Suba observaba el movimiento de las olas, lento y regular, y los vanos esfuerzos de las tortugas gigantes por escapar de la corriente. Los pájaros giraban en el aire, implacables, y Suba contempló el lento flujo y reflujo del mar, el vaivén de la muerte. Aquel espectáculo tenía algo de absurdo e indignante, como una enorme e inútil matanza. Galash lo había llevado allí, y Suba comprendió por qué: allí había que construir una tumba, en aquel lugar pútrido al que llegaban a morir desde tiempo inmemorial aquellos grandes quelonios prisioneros de las aguas. Una tumba para Tsongor el asesino, el Tsongor que había llevado a la muerte a tantos hombres, que había arrasado ciudades y asolado países enteros; una tumba para Tsongor el salvaje, que no se asustaba de la sangre; una tumba que sería su rostro de guerra. Allí era donde había que construir la sexta tumba; para que el retrato de Tsongor estuviera completo, hacía falta una mueca de horror, una tumba maldita, rodeada de osamentas y pájaros ahitos de carne.
Con la llegada de Macebú, la guerra se reavivó; la llanura de Massaba volvió a empaparse de sangre, y las idas y venidas de los guerreros marcaban el ritmo de los días y los meses. Las posiciones se tomaban, se perdían y se recuperaban, miles de pasos dibujaron caminos de sufrimiento sobre el polvo de la llanura. Las tropas avanzaban, retrocedían, morían; los cadáveres se pudrían al sol, se transformaban en esqueletos; luego, los huesos blanqueados por el tiempo acababan deshaciéndose, y otros guerreros iban a morir sobre aquellos montones de polvo humano. Era la mayor carnicería que había conocido el continente.
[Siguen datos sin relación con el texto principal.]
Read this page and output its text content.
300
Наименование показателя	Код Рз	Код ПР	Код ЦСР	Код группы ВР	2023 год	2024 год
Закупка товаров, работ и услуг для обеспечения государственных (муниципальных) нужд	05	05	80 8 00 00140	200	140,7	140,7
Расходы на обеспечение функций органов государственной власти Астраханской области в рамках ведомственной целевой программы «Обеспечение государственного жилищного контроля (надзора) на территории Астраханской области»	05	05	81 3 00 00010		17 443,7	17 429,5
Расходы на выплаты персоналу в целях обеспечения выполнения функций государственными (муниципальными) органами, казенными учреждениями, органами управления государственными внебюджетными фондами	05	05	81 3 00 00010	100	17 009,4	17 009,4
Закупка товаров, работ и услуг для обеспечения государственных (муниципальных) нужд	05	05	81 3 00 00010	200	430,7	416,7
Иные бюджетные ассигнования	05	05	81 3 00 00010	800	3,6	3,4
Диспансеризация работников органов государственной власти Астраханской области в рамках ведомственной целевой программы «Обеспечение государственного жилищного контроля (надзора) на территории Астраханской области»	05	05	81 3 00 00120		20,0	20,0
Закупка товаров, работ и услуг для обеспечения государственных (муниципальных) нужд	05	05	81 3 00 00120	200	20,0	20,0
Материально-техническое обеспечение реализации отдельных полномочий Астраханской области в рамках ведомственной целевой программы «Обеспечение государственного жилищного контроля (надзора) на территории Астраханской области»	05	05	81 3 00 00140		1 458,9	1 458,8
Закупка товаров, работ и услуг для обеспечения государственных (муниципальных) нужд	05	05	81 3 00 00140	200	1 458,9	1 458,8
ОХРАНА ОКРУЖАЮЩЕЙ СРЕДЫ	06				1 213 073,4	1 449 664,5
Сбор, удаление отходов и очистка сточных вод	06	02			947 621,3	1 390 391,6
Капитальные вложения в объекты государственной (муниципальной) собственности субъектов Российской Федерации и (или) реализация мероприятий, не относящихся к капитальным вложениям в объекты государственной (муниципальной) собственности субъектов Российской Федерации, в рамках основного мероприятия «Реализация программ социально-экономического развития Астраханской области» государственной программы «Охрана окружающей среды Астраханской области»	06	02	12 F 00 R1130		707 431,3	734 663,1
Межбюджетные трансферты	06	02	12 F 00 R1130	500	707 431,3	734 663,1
Los hombres envejecían, adelgazaban, y la guerra les daba a todos un tinte terroso de estatuas de mármol. Pero, a pesar de los golpes y la fatiga, su vigor no disminuía, y seguían arrojándose los unos sobre los otros con la misma rabia, como dos perros famélicos, enloquecidos a la vista de la sangre, que ya sólo piensan en morder, sin sentir que mueren poco a poco.